Tuesday, 5 January 2016

Daesh territory shrinks in Iraq, Syria: Coalition

BAGHDAD: Daesh’s territory shrank by 40 percent from its maximum expansion in Iraq, and by 20 percent in Syria in 2015, as international forces pushed its militants out of several cities, a spokesman of the US-led coalition said on Tuesday.
Daesh had not taken “a single inch of land” since May 2015, when it captured Ramadi, Warren said. Its forces were in a “defensive crouching position,” US Army Col.
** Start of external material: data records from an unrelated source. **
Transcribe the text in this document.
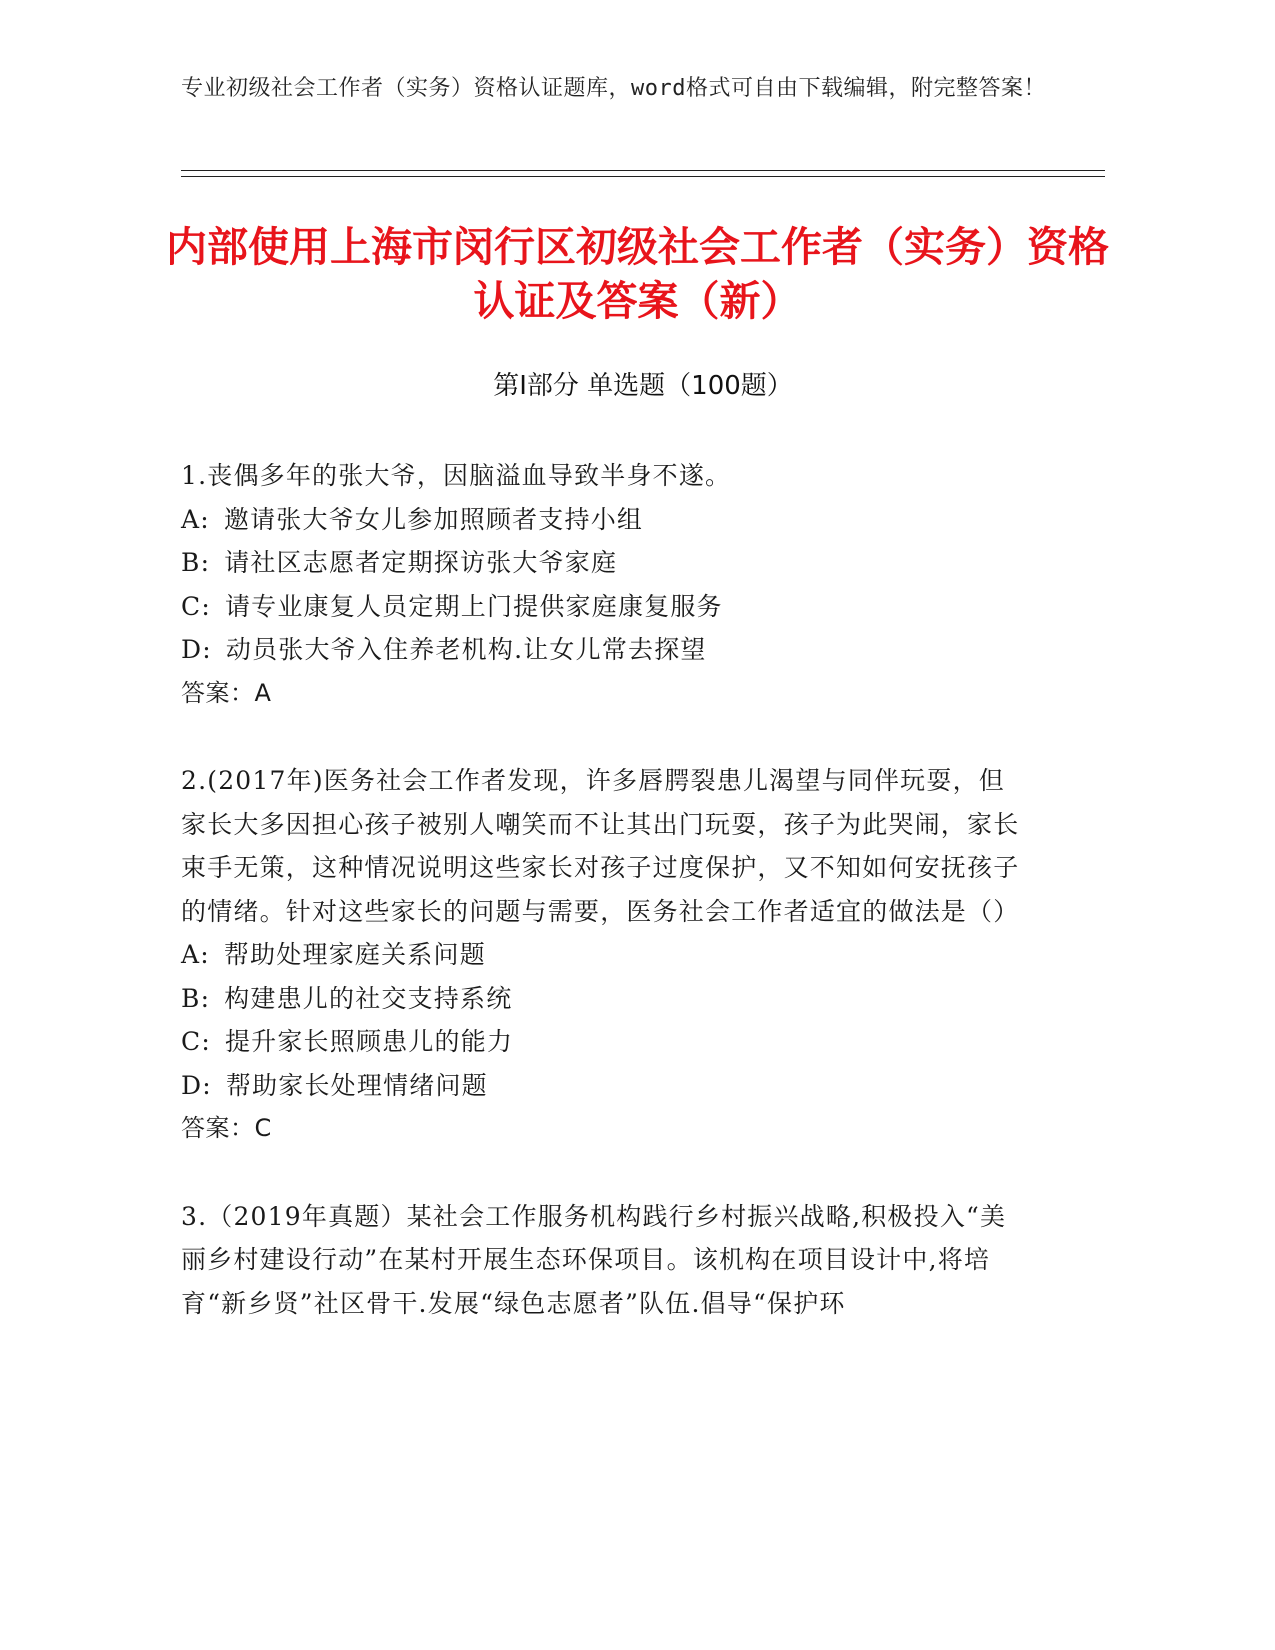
专业初级社会工作者（实务）资格认证题库，word格式可自由下载编辑，附完整答案！
内部使用上海市闵行区初级社会工作者（实务）资格认证及答案（新）
第I部分 单选题（100题）

1.丧偶多年的张大爷，因脑溢血导致半身不遂。

A: 邀请张大爷女儿参加照顾者支持小组

B: 请社区志愿者定期探访张大爷家庭

C: 请专业康复人员定期上门提供家庭康复服务

D: 动员张大爷入住养老机构.让女儿常去探望

答案：A

2.(2017年)医务社会工作者发现，许多唇腭裂患儿渴望与同伴玩耍，但家长大多因担心孩子被别人嘲笑而不让其出门玩耍，孩子为此哭闹，家长束手无策，这种情况说明这些家长对孩子过度保护，又不知如何安抚孩子的情绪。针对这些家长的问题与需要，医务社会工作者适宜的做法是（）

A: 帮助处理家庭关系问题

B: 构建患儿的社交支持系统

C: 提升家长照顾患儿的能力

D: 帮助家长处理情绪问题

答案：C

3.（2019年真题）某社会工作服务机构践行乡村振兴战略,积极投入“美丽乡村建设行动”在某村开展生态环保项目。该机构在项目设计中,将培育“新乡贤”社区骨干.发展“绿色志愿者”队伍.倡导“保护环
Steve Warren told a news briefing in Baghdad.
He said more than 100 Daesh terrorists were killed, without giving a figure for casualties on the Iraqi government side.
“Every one of these Daesh attacks has been broken by a combination of coalition air power and Iraqi security forces,” he said.
He said Daesh was diverting attacks to Haditha, 190 km northwest of Baghdad, after losing Ramadi, the capital of the western province of Anbar.
Warren denied claims by the group on Monday that it had captured Barwana and Sakran, two towns near Haditha.
Coalition airstrikes helped the Iraqi Army repel a first onslaught toward Haditha on Monday by about 200 militants, Warren told a news briefing in Baghdad.